The origins of the term are intricately linked with the formation of capitalism itself. From the same root as borough or the city-making suffix -burg, bourgeois literally means “town-dweller” in Old French. The term was used to refer to the new class of artisans and tradesmen that formed the basis of the first European capitalist bourgs (walled market towns) of the 11th century. The city-dwelling bourgeoisie leveraged their position as mercantile intermediaries between the old feudal classes of landowners and serfs to create surplus capital for themselves, driving the rise of urban capitalism that ultimately led to industrialization. Marx traced this economic development to the formation of the bourgeois class, who exploit the working class by means of their private ownership of either the means of production, land, or both. He also used the term more broadly to describe the consumerist lifestyle of this new leisure class.
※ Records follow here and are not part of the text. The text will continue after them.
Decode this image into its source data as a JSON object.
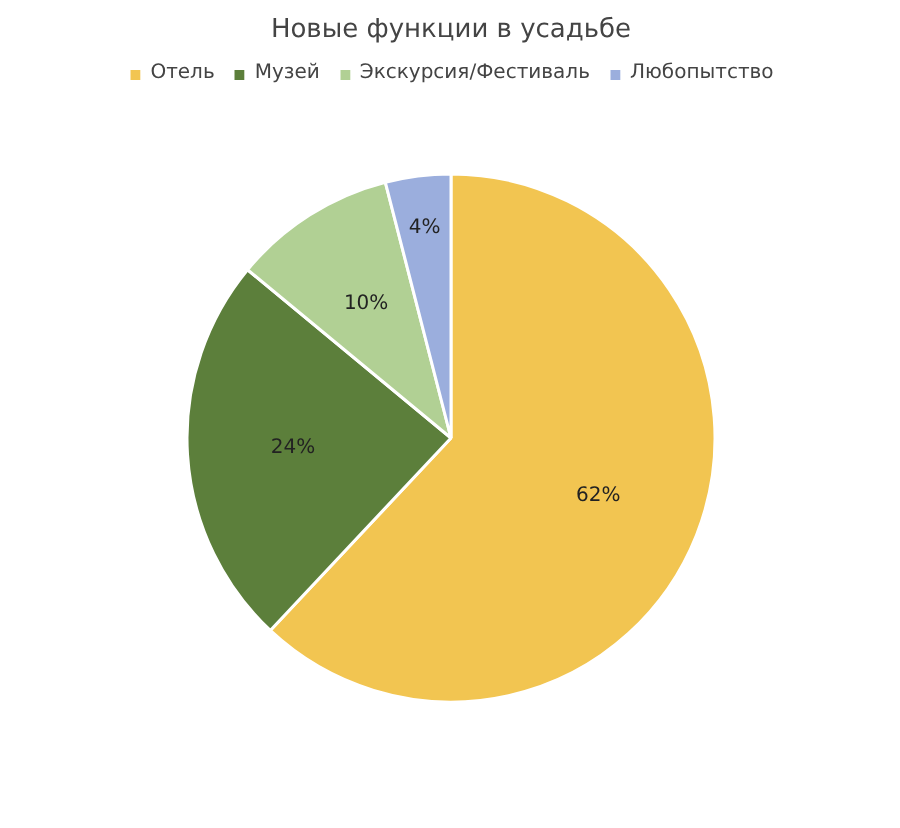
{
  "chart_data": {
    "type": "pie",
    "title": "Новые функции в усадьбе",
    "categories": [
      "Отель",
      "Музей",
      "Экскурсия/Фестиваль",
      "Любопытство"
    ],
    "values": [
      62,
      24,
      10,
      4
    ],
    "colors": [
      "#f2c551",
      "#5c7f3b",
      "#b1d094",
      "#9baedd"
    ],
    "value_labels": [
      "62%",
      "24%",
      "10%",
      "4%"
    ],
    "legend": "top"
  }
}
Flash forward to more than 100 years after Marx’s death, and you can watch Atlanta rappers chant the term to an accompaniment of office supplies on The Tonight Show. Variants of the truncated term were used in Black American music as early as the late 1970s, when Gladys Knight mockingly chided her “bourgie” ex-lover (keeping the r from the French spelling on the word’s journey to Americanization) for getting lost in his newfound materialism to the detriment of his personal relationships. So when Migos brought bougie or boujee into mainstream usage in hip-hop and beyond, the meaning was hardly different from Marx’s original intention: exhibiting the conspicuous and materialistic consumption patterns of newly acquired class power. Perhaps when Offset confesses that he and his family “never really had no old money … we got a whole lot of new money, though,” he’s expressing something similar to the inner monologue of an early capitalist bourgeois artisan—a sentiment reflected simply in the Wednesday clue: “Affectedly luxe.”